Israeli security forces are on high alert after a Palestinian gunman killed five people in a Tel Aviv suburb, the latest in a string of fatal attacks that has stoked fears of wider escalation ahead of the holy Muslim month of Ramadan.

Prime Minister Naftali Bennett said Israel was facing a “new wave of terrorism” and called a security cabinet meeting, as police beefed up their presence in Israeli cities.

The shootings on Tuesday in Bnei Brak, a Jewish ultra-Orthodox city, raised to 11 the number of people killed by Arab attackers in Israel over the past week.

It was the sharpest spike in attacks on city streets in years, raising again for Israelis a familiar sense of insecurity.

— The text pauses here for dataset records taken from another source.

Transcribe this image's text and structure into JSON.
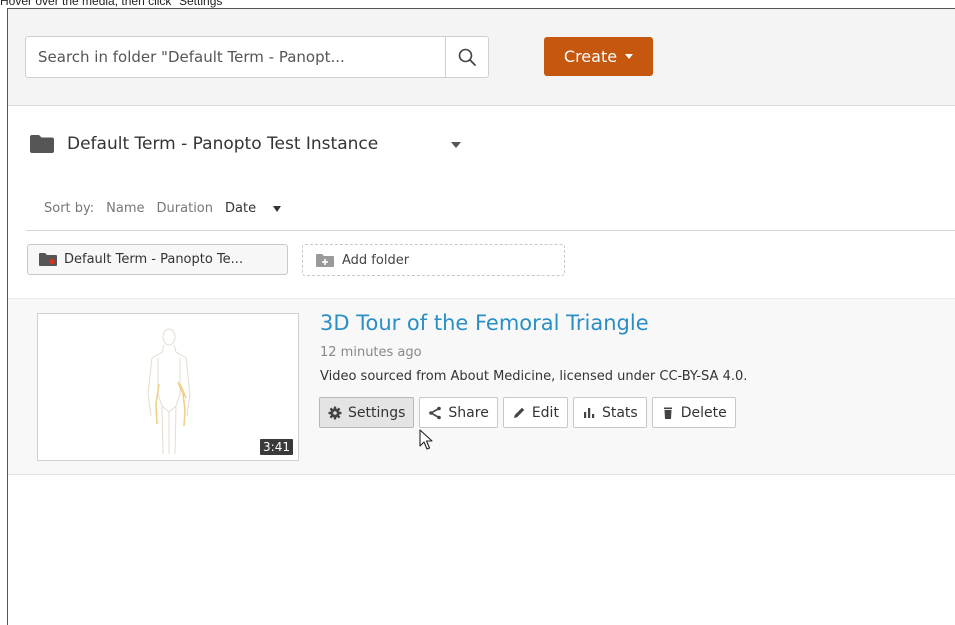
{
  "instruction": "Hover over the media, then click \"Settings\"",
  "header": {
    "search_placeholder": "Search in folder \"Default Term - Panopt...",
    "create_label": "Create"
  },
  "folder": {
    "title": "Default Term - Panopto Test Instance"
  },
  "sort": {
    "label": "Sort by:",
    "options": [
      "Name",
      "Duration",
      "Date"
    ],
    "active": "Date"
  },
  "breadcrumb": {
    "folder_chip": "Default Term - Panopto Te...",
    "add_folder": "Add folder"
  },
  "session": {
    "title": "3D Tour of the Femoral Triangle",
    "time": "12 minutes ago",
    "description": "Video sourced from About Medicine, licensed under CC-BY-SA 4.0.",
    "duration": "3:41",
    "actions": [
      "Settings",
      "Share",
      "Edit",
      "Stats",
      "Delete"
    ]
  },
  "colors": {
    "create_button": "#c6570e",
    "title_link": "#2a8fc4",
    "header_bg": "#f4f4f4"
  }
}
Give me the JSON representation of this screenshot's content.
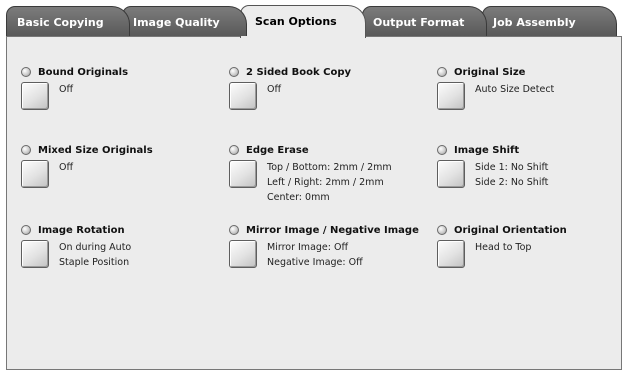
{
  "tabs": [
    {
      "label": "Basic Copying",
      "active": false
    },
    {
      "label": "Image Quality",
      "active": false
    },
    {
      "label": "Scan Options",
      "active": true
    },
    {
      "label": "Output Format",
      "active": false
    },
    {
      "label": "Job Assembly",
      "active": false
    }
  ],
  "options": {
    "bound_originals": {
      "title": "Bound Originals",
      "values": [
        "Off"
      ]
    },
    "two_sided_book_copy": {
      "title": "2 Sided Book Copy",
      "values": [
        "Off"
      ]
    },
    "original_size": {
      "title": "Original Size",
      "values": [
        "Auto Size Detect"
      ]
    },
    "mixed_size_originals": {
      "title": "Mixed Size Originals",
      "values": [
        "Off"
      ]
    },
    "edge_erase": {
      "title": "Edge Erase",
      "values": [
        "Top / Bottom: 2mm / 2mm",
        "Left / Right: 2mm / 2mm",
        "Center: 0mm"
      ]
    },
    "image_shift": {
      "title": "Image Shift",
      "values": [
        "Side 1: No Shift",
        "Side 2: No Shift"
      ]
    },
    "image_rotation": {
      "title": "Image Rotation",
      "values": [
        "On during Auto",
        "Staple Position"
      ]
    },
    "mirror_negative_image": {
      "title": "Mirror Image / Negative Image",
      "values": [
        "Mirror Image: Off",
        "Negative Image: Off"
      ]
    },
    "original_orientation": {
      "title": "Original Orientation",
      "values": [
        "Head to Top"
      ]
    }
  }
}
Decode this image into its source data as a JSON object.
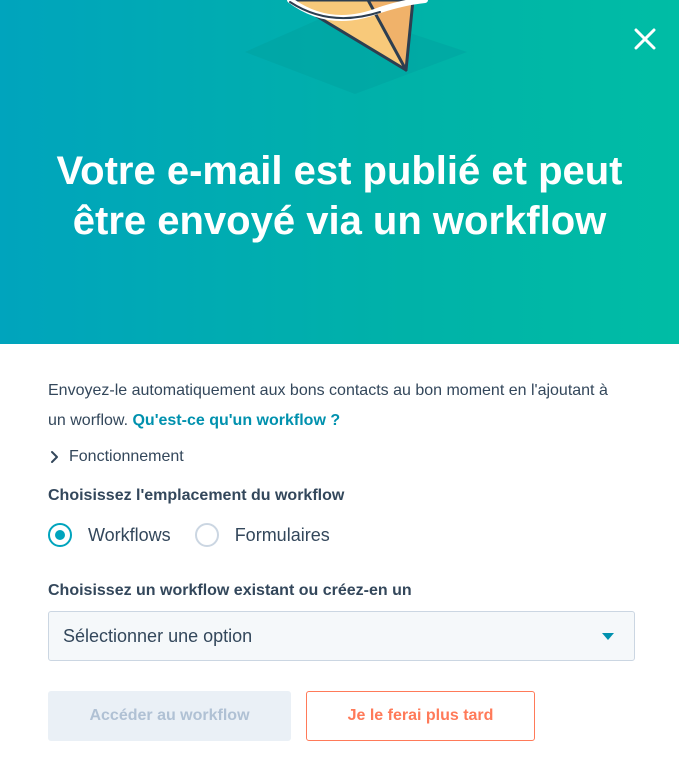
{
  "modal": {
    "title": "Votre e-mail est publié et peut être envoyé via un workflow",
    "close_icon": "close-icon",
    "illustration_icon": "envelope-illustration-icon",
    "colors": {
      "hero_start": "#00a4bd",
      "hero_end": "#00bda5",
      "link": "#0091ae",
      "accent_orange": "#ff7a59"
    }
  },
  "content": {
    "description": "Envoyez-le automatiquement aux bons contacts au bon moment en l'ajoutant à un worflow. ",
    "link_text": "Qu'est-ce qu'un workflow ?",
    "how_it_works": "Fonctionnement",
    "location_label": "Choisissez l'emplacement du workflow",
    "radio_options": [
      "Workflows",
      "Formulaires"
    ],
    "selected_option": "Workflows",
    "select_label": "Choisissez un workflow existant ou créez-en un",
    "select_placeholder": "Sélectionner une option"
  },
  "buttons": {
    "primary": "Accéder au workflow",
    "secondary": "Je le ferai plus tard"
  }
}
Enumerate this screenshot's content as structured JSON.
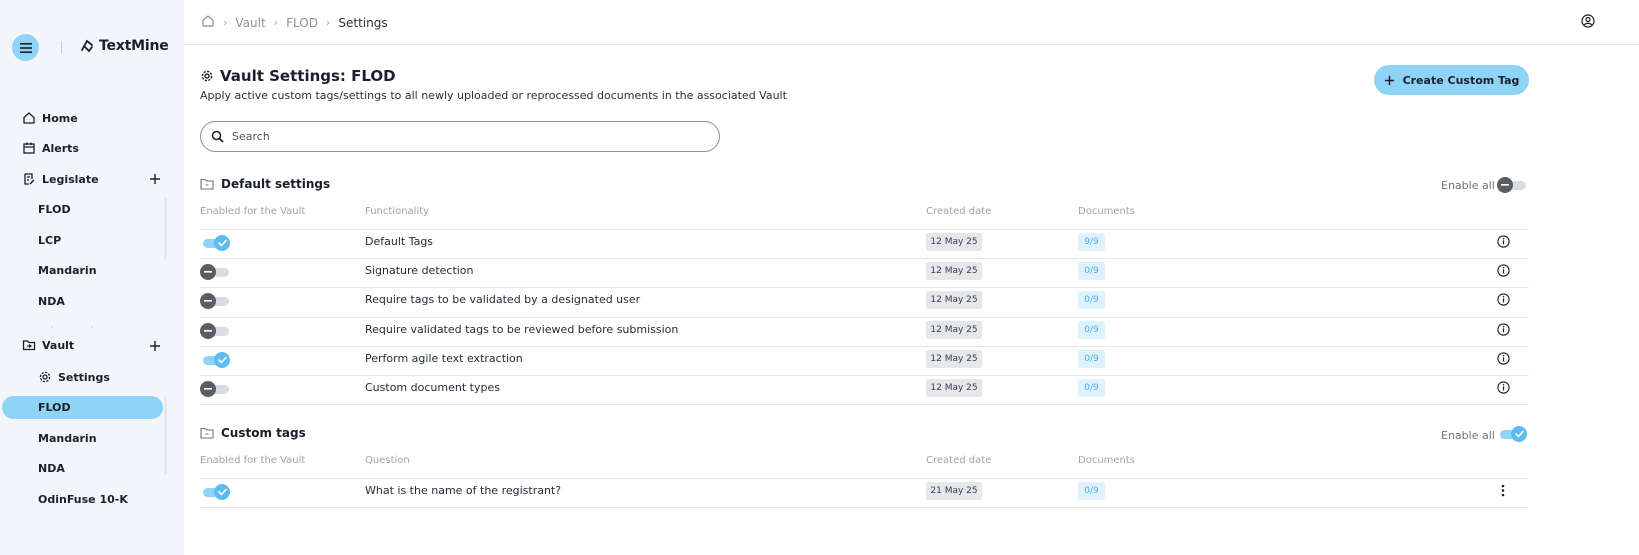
{
  "app": {
    "brand": "TextMine"
  },
  "breadcrumb": {
    "items": [
      "Vault",
      "FLOD"
    ],
    "current": "Settings"
  },
  "sidebar": {
    "home": "Home",
    "alerts": "Alerts",
    "legislate": {
      "label": "Legislate",
      "items": [
        "FLOD",
        "LCP",
        "Mandarin",
        "NDA"
      ]
    },
    "vault": {
      "label": "Vault",
      "settings": "Settings",
      "items": [
        "FLOD",
        "Mandarin",
        "NDA",
        "OdinFuse 10-K"
      ],
      "active": "FLOD"
    }
  },
  "main": {
    "title": "Vault Settings: FLOD",
    "subtitle": "Apply active custom tags/settings to all newly uploaded or reprocessed documents in the associated Vault",
    "create_button": "Create Custom Tag",
    "search_placeholder": "Search"
  },
  "default_settings": {
    "title": "Default settings",
    "enable_all": "Enable all",
    "enable_all_on": false,
    "columns": [
      "Enabled for the Vault",
      "Functionality",
      "Created date",
      "Documents"
    ],
    "rows": [
      {
        "enabled": true,
        "name": "Default Tags",
        "date": "12 May 25",
        "docs": "9/9"
      },
      {
        "enabled": false,
        "name": "Signature detection",
        "date": "12 May 25",
        "docs": "0/9"
      },
      {
        "enabled": false,
        "name": "Require tags to be validated by a designated user",
        "date": "12 May 25",
        "docs": "0/9"
      },
      {
        "enabled": false,
        "name": "Require validated tags to be reviewed before submission",
        "date": "12 May 25",
        "docs": "0/9"
      },
      {
        "enabled": true,
        "name": "Perform agile text extraction",
        "date": "12 May 25",
        "docs": "0/9"
      },
      {
        "enabled": false,
        "name": "Custom document types",
        "date": "12 May 25",
        "docs": "0/9"
      }
    ]
  },
  "custom_tags": {
    "title": "Custom tags",
    "enable_all": "Enable all",
    "enable_all_on": true,
    "columns": [
      "Enabled for the Vault",
      "Question",
      "Created date",
      "Documents"
    ],
    "rows": [
      {
        "enabled": true,
        "name": "What is the name of the registrant?",
        "date": "21 May 25",
        "docs": "0/9"
      }
    ]
  },
  "colors": {
    "accent": "#8fd4f6",
    "toggle_on": "#5dbdf0",
    "sidebar_bg": "#f2f6fa"
  }
}
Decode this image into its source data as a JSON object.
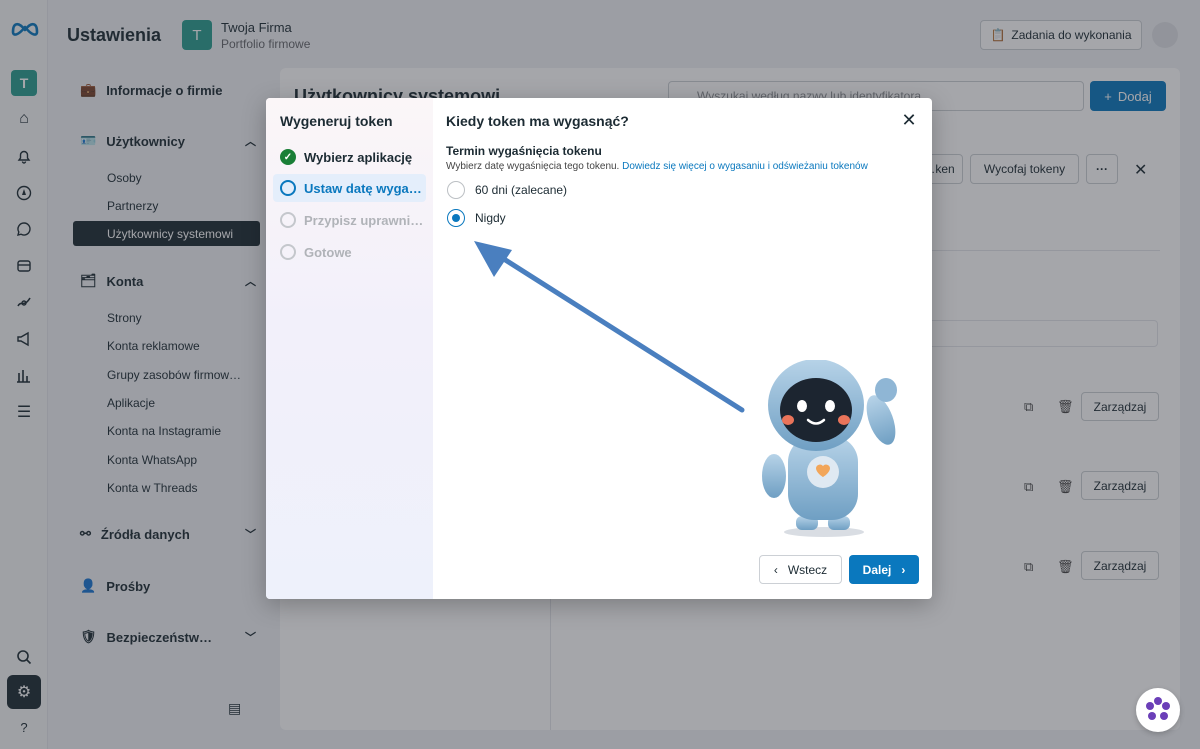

Police said the gunman was a Palestinian from Ya’bad, a town in the occupied West Bank. He was shot dead by police during the shooting spree.

Witnesses said he had walked methodically through residential neighbourhoods in Bnei Brak, where he killed a policeman, two Israeli civilians and two Ukrainian nationals who were veteran workers in Israel.

An assailant who carried out a stabbing and car ramming attack in the Israeli city of Beersheba on March 22 and two gunmen in an assault in the city of Hadera on Sunday were Arab citizens of Israel.

Assailants loyal to Islamic State

Israeli authorities said those assailants, who were killed during the attacks, were loyal to Islamic State.

Palestinian President Mahmoud Abbas condemned the shootings in Bnei Brak, which was not claimed by any armed group, though residents in Ya’bad linked the assailant to the leader’s Fatah party.

The Israeli military said it had boosted its deployment in the West Bank and troops were seen patrolling through Ya’bad. Israeli Foreign Minister Yair Lapid said Israeli security forces were at their highest level of alert since a Gaza war last May.

Israeli officials had warned about a potential surge in assaults in the run-up in April to the Muslim holy month of Ramadan, a period during which violence has surged in the past.

Nightly Ramadan clashes last year between Palestinians and Israeli police in East Jerusalem, captured by Israel along with the West Bank in a 1967 war, helped ignite violence between Israel and Gaza militants that led to the 11-day war in May.